As your piano skills advance, you will discover new chords to add depth and variety to your music. For example, The Beatles song “Let It Be” begins with a C major chord and later transitions to a G major chord – two examples of chord progression that add a great deal of variety in one tune!
All major triad chords contain the first, third and fifth notes from their respective major scale. They produce an intense yet joyful sound.
Scales
When we refer to a chord as major, this indicates it contains no sharps or flats – the type most frequently seen in pop songs.
Every major scale follows a uniform pattern of whole steps and half steps (semi-notes). On a piano keyboard there are two semitone steps between every white key, making identifying these intervals much simpler.
To transform a major to a minor chord, all it takes is shifting down one half step on the third note – something as small as this can have a huge effect on its sound! Once you learn this simple formula, any major chord can be converted to its minor equivalent in any key! Knowing how to build major chords is therefore one of the most essential piano skills; it will lead you toward learning other types of chords.
Triads
A triad is an assemblage of three notes consisting of a root, third and fifth that form a chord. Its quality as major, minor or diminished depends on how close its intervals to those at its center are – between its root and fifth note respectively.
As with scales, triads come in various flavors: major, minor, diminished or augmented.
Triads can use any major scale note as their basis or root to form their chord, with only its third note determining its major or minor nature.
Example of C-major Triad with G Root and D# Third Above it.

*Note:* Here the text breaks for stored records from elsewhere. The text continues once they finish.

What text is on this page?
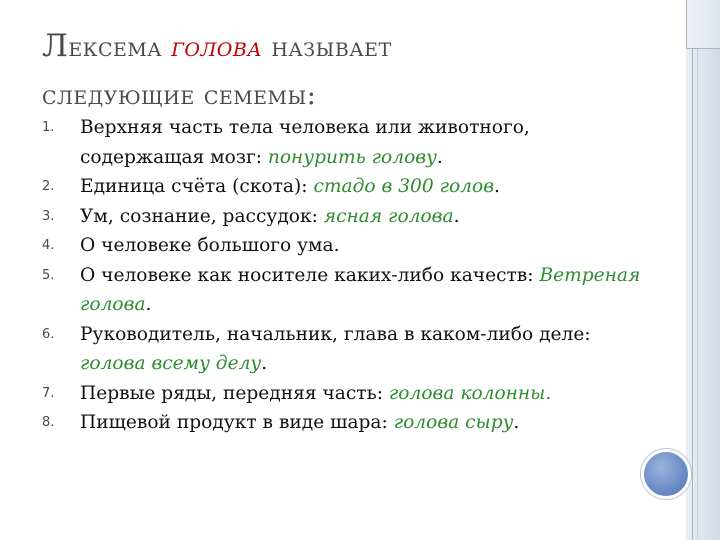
Лексема голова называет
следующие семемы:
1.	Верхняя часть тела человека или животного, содержащая мозг: понурить голову.
2.	Единица счёта (скота): стадо в 300 голов.
3.	Ум, сознание, рассудок: ясная голова.
4.	О человеке большого ума.
5.	О человеке как носителе каких-либо качеств: Ветреная голова.
6.	Руководитель, начальник, глава в каком-либо деле: голова всему делу.
7.	Первые ряды, передняя часть: голова колонны.
8.	Пищевой продукт в виде шара: голова сыру.
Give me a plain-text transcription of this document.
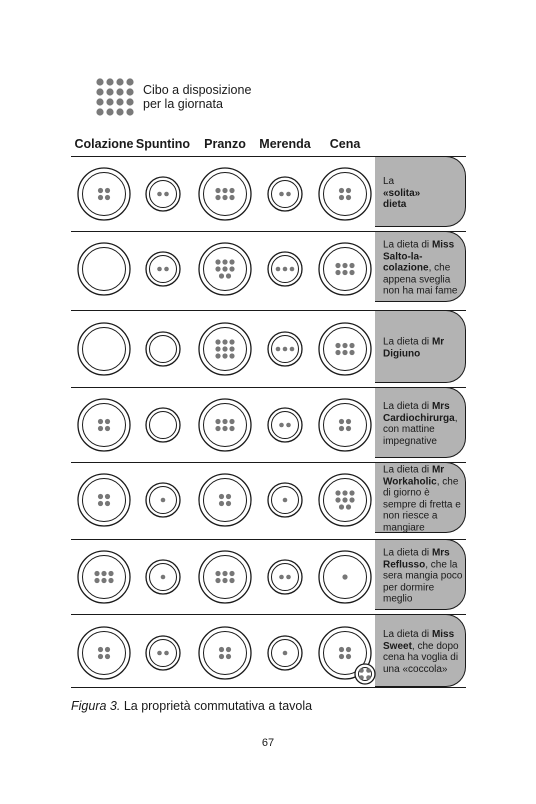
Cibo a disposizione
per la giornata
Colazione Spuntino Pranzo Merenda Cena
La
«solita»
dieta
La dieta di Miss Salto-la-colazione, che appena sveglia non ha mai fame
La dieta di Mr Digiuno
La dieta di Mrs Cardiochirurga, con mattine impegnative
La dieta di Mr Workaholic, che di giorno è sempre di fretta e non riesce a mangiare
La dieta di Mrs Reflusso, che la sera mangia poco per dormire meglio
La dieta di Miss Sweet, che dopo cena ha voglia di una «coccola»
Figura 3. La proprietà commutativa a tavola
67
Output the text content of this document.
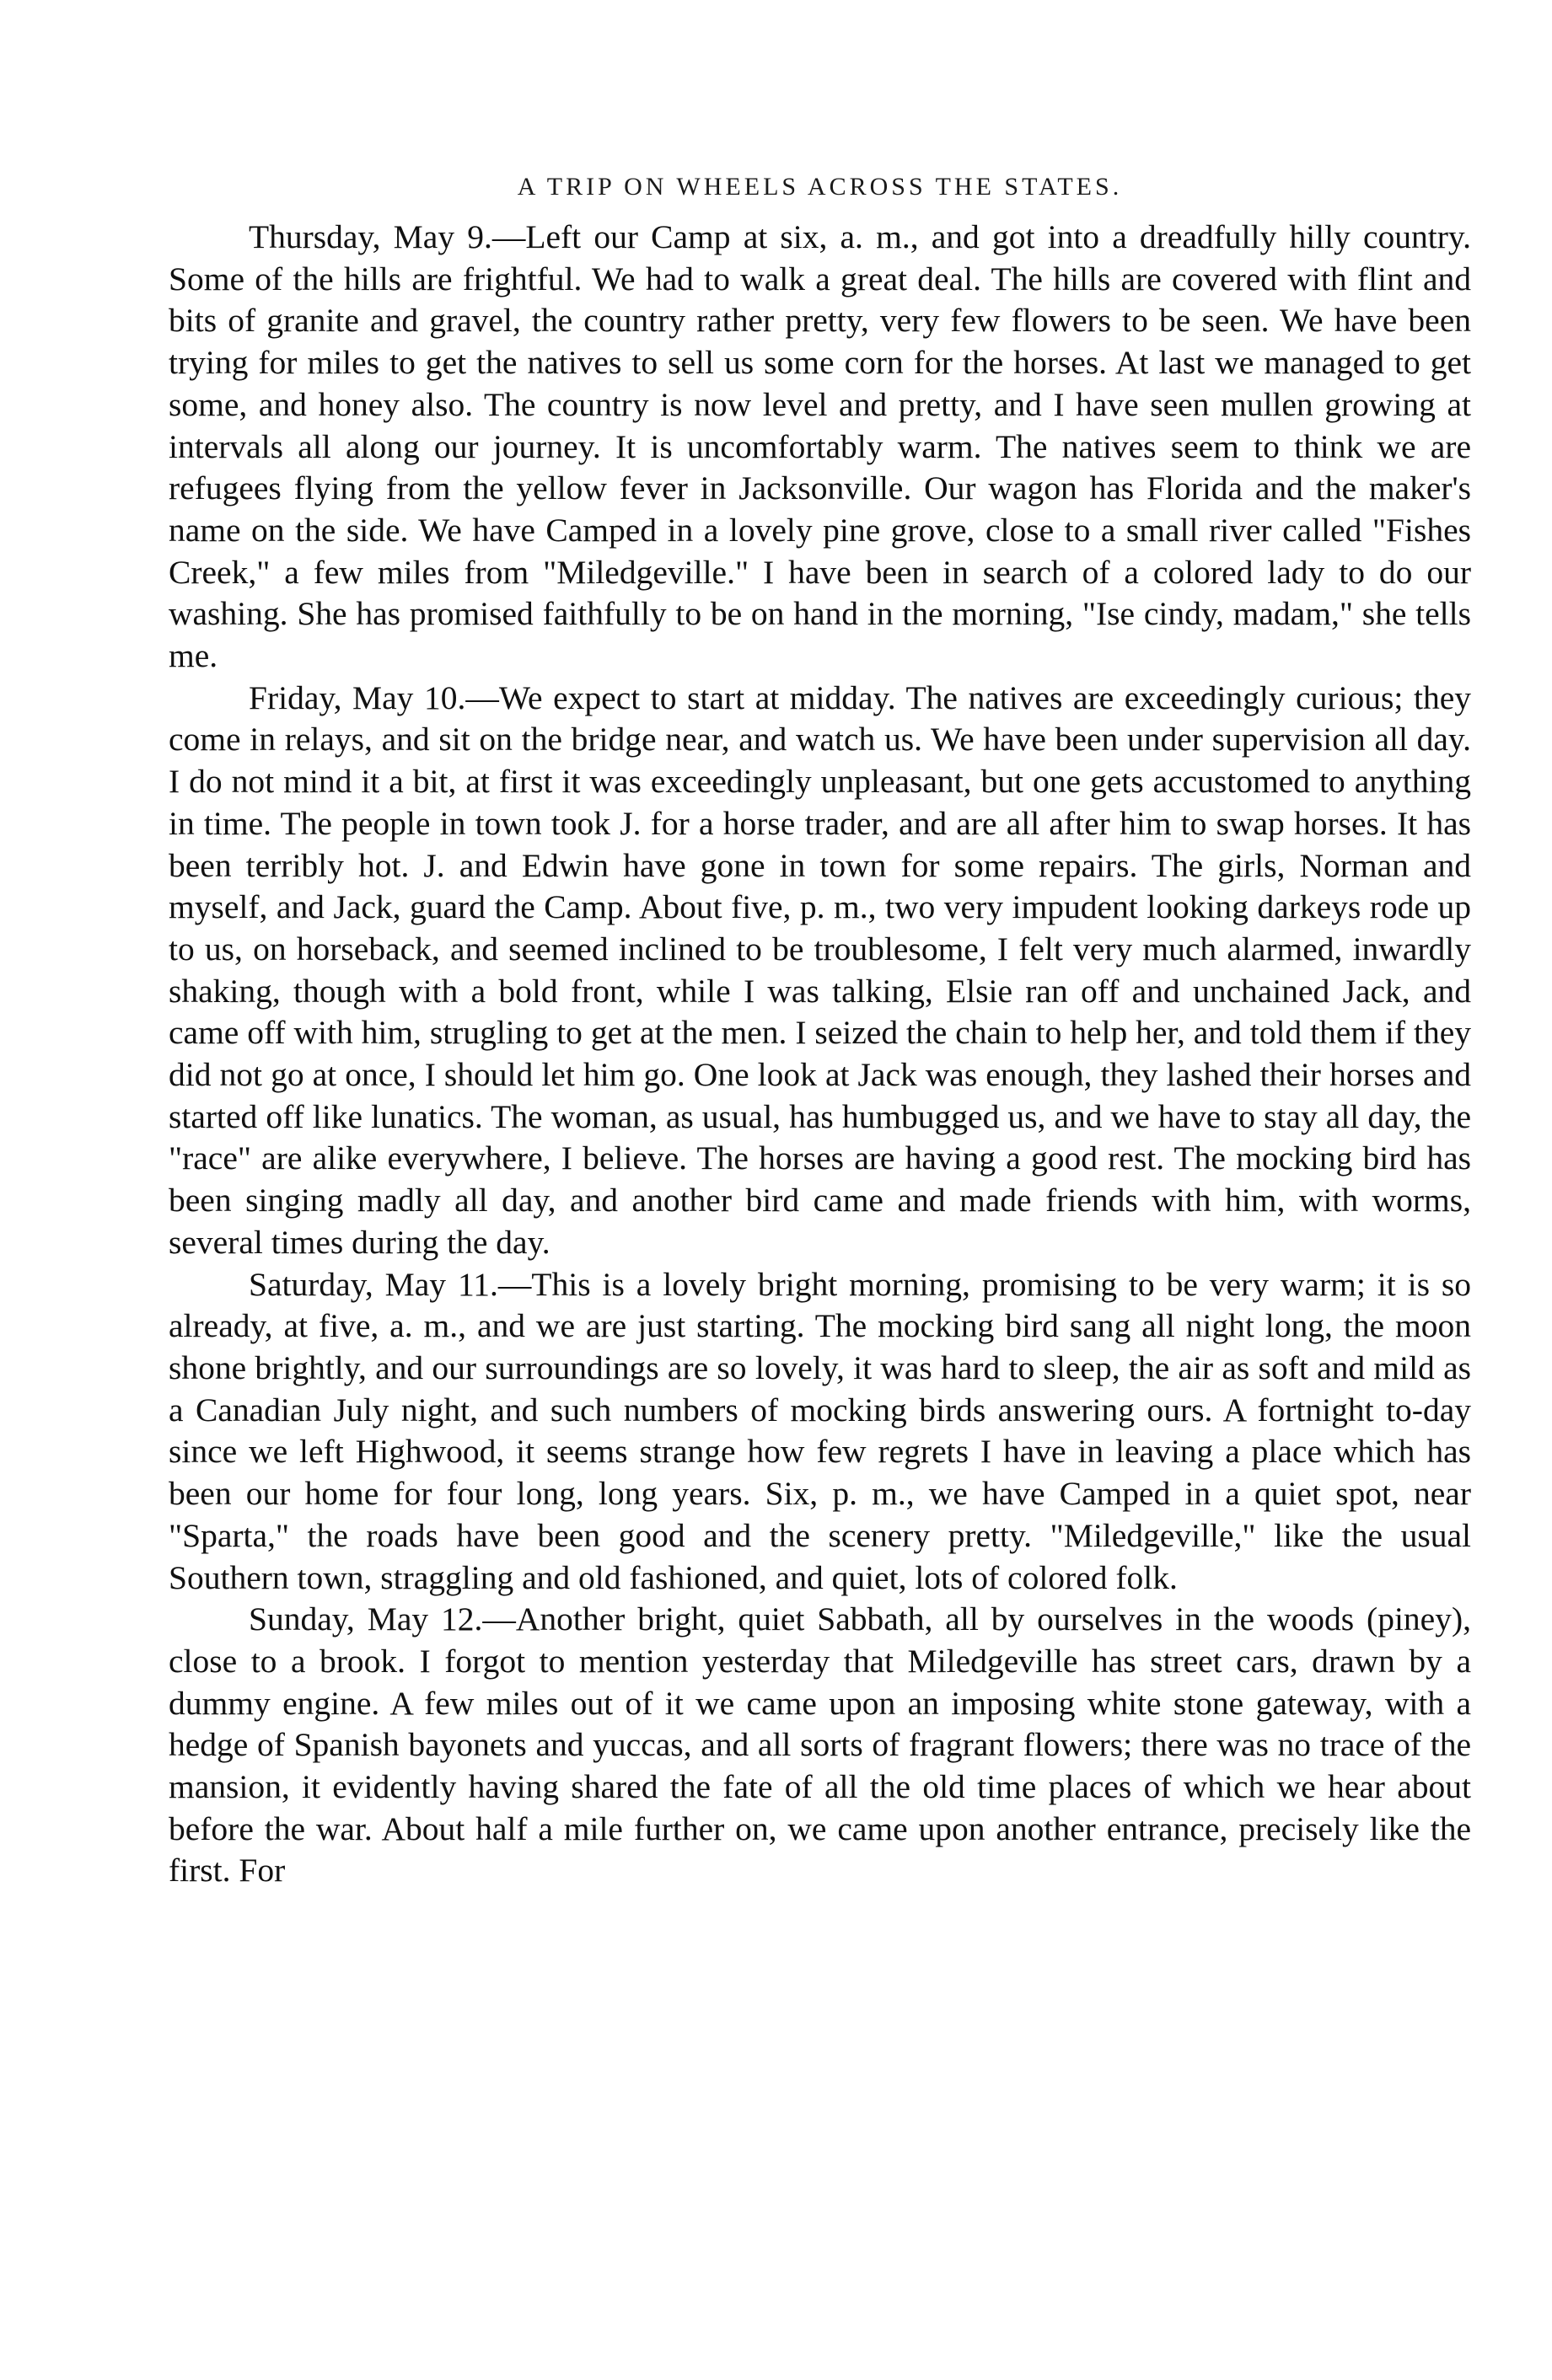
A TRIP ON WHEELS ACROSS THE STATES.

Thursday, May 9.—Left our Camp at six, a. m., and got into a dreadfully hilly country. Some of the hills are frightful. We had to walk a great deal. The hills are covered with flint and bits of granite and gravel, the country rather pretty, very few flowers to be seen. We have been trying for miles to get the natives to sell us some corn for the horses. At last we managed to get some, and honey also. The country is now level and pretty, and I have seen mullen growing at intervals all along our journey. It is uncomfortably warm. The natives seem to think we are refugees flying from the yellow fever in Jacksonville. Our wagon has Florida and the maker's name on the side. We have Camped in a lovely pine grove, close to a small river called "Fishes Creek," a few miles from "Miledgeville." I have been in search of a colored lady to do our washing. She has promised faithfully to be on hand in the morning, "Ise cindy, madam," she tells me.

Friday, May 10.—We expect to start at midday. The natives are exceedingly curious; they come in relays, and sit on the bridge near, and watch us. We have been under supervision all day. I do not mind it a bit, at first it was exceedingly unpleasant, but one gets accustomed to anything in time. The people in town took J. for a horse trader, and are all after him to swap horses. It has been terribly hot. J. and Edwin have gone in town for some repairs. The girls, Norman and myself, and Jack, guard the Camp. About five, p. m., two very impudent looking darkeys rode up to us, on horseback, and seemed inclined to be troublesome, I felt very much alarmed, inwardly shaking, though with a bold front, while I was talking, Elsie ran off and unchained Jack, and came off with him, strugling to get at the men. I seized the chain to help her, and told them if they did not go at once, I should let him go. One look at Jack was enough, they lashed their horses and started off like lunatics. The woman, as usual, has humbugged us, and we have to stay all day, the "race" are alike everywhere, I believe. The horses are having a good rest. The mocking bird has been singing madly all day, and another bird came and made friends with him, with worms, several times during the day.

Saturday, May 11.—This is a lovely bright morning, promising to be very warm; it is so already, at five, a. m., and we are just starting. The mocking bird sang all night long, the moon shone brightly, and our surroundings are so lovely, it was hard to sleep, the air as soft and mild as a Canadian July night, and such numbers of mocking birds answering ours. A fortnight to-day since we left Highwood, it seems strange how few regrets I have in leaving a place which has been our home for four long, long years. Six, p. m., we have Camped in a quiet spot, near "Sparta," the roads have been good and the scenery pretty. "Miledgeville," like the usual Southern town, straggling and old fashioned, and quiet, lots of colored folk.

Sunday, May 12.—Another bright, quiet Sabbath, all by ourselves in the woods (piney), close to a brook. I forgot to mention yesterday that Miledgeville has street cars, drawn by a dummy engine. A few miles out of it we came upon an imposing white stone gateway, with a hedge of Spanish bayonets and yuccas, and all sorts of fragrant flowers; there was no trace of the mansion, it evidently having shared the fate of all the old time places of which we hear about before the war. About half a mile further on, we came upon another entrance, precisely like the first. For
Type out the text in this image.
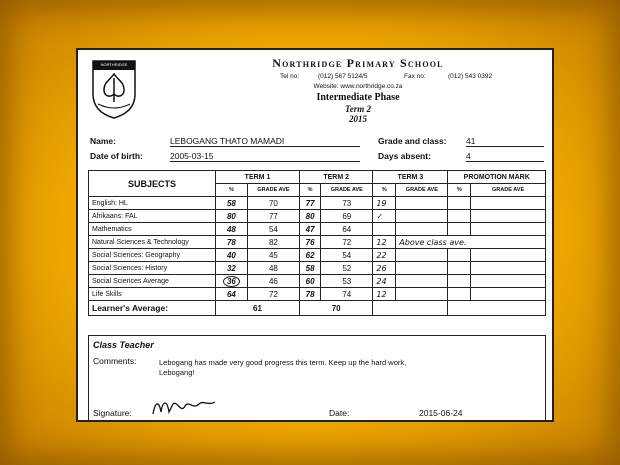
NORTHRIDGE	Northridge Primary School
Tel no:	(012) 567 5124/5	Fax no:	(012) 543 0392
Website: www.northridge.co.za
Intermediate Phase
Term 2
2015
Name:	LEBOGANG THATO MAMADI
Date of birth:	2005-03-15
Grade and class: 41
Days absent:	4
SUBJECTS	TERM 1		TERM 2		TERM 3		PROMOTION MARK	
	%	GRADE AVE	%	GRADE AVE	%	GRADE AVE	%	GRADE AVE
English: HL	58	70	77	73	19			
Afrikaans: FAL	80	77	80	69	✓			
Mathematics	48	54	47	64				
Natural Sciences & Technology	78	82	76	72	12	Above class ave.		
Social Sciences: Geography	40	45	62	54	22			
Social Sciences: History	32	48	58	52	26			
Social Sciences Average	36	46	60	53	24			
Life Skills	64	72	78	74	12			
Learner's Average:	61		70					
Class Teacher
Comments:	Lebogang has made very good progress this term. Keep up the hard work,
Lebogang!
Signature:	Date:	2015-06-24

However, changing its root to B or F# produces A Major or D Minor Triad respectively – thus listening carefully is the key to recognizing these triads.
Intervals
Intervals, or pitch differences between notes, determine how a chord sounds and how its parts fit together into scales and chords. Musical intervals can either be perfect or non-perfect and major or minor in character.
Perfect intervals, also known as perfect fourths, fifths and octaves, create consonant tones in any major scale tonic and form the basic triads that form the backbone of most songs.
Non-perfect intervals include thirds, sixths and sevenths that are either major or minor in scale degree. They may be either major or minor and either augmented or diminished – making them either one half step larger than perfect or one half step smaller – respectively. An augmented sixth (A5) sounds different than when written as D5, as its critical band (the range of notes where an interval can be heard) differs with register.
Adding Tones
Once you understand how chords function within scales, adding different tones to create different sounding chords (Chord Tones).
A basic major chord consists of three notes from a scale: its root, major third and fifth. The root note serves as the bottom note in this chord while two half steps up from it is its major third note with three half steps above that being its fifth note.
For changing the tone of a chord, simply add any note above its root in a scale. This will lend it a different quality – adding variety that allows us to choose songs with many distinct voices!
These additional tones are indicated by numbers written after the chord symbol. For instance, in C major chord a note E is added to its basic pattern of 1,3,5. This creates what’s commonly known as a major seventh chord or more precisely 6add9. Understanding these subtle distinctions is vitally important as they change how a chord sounds.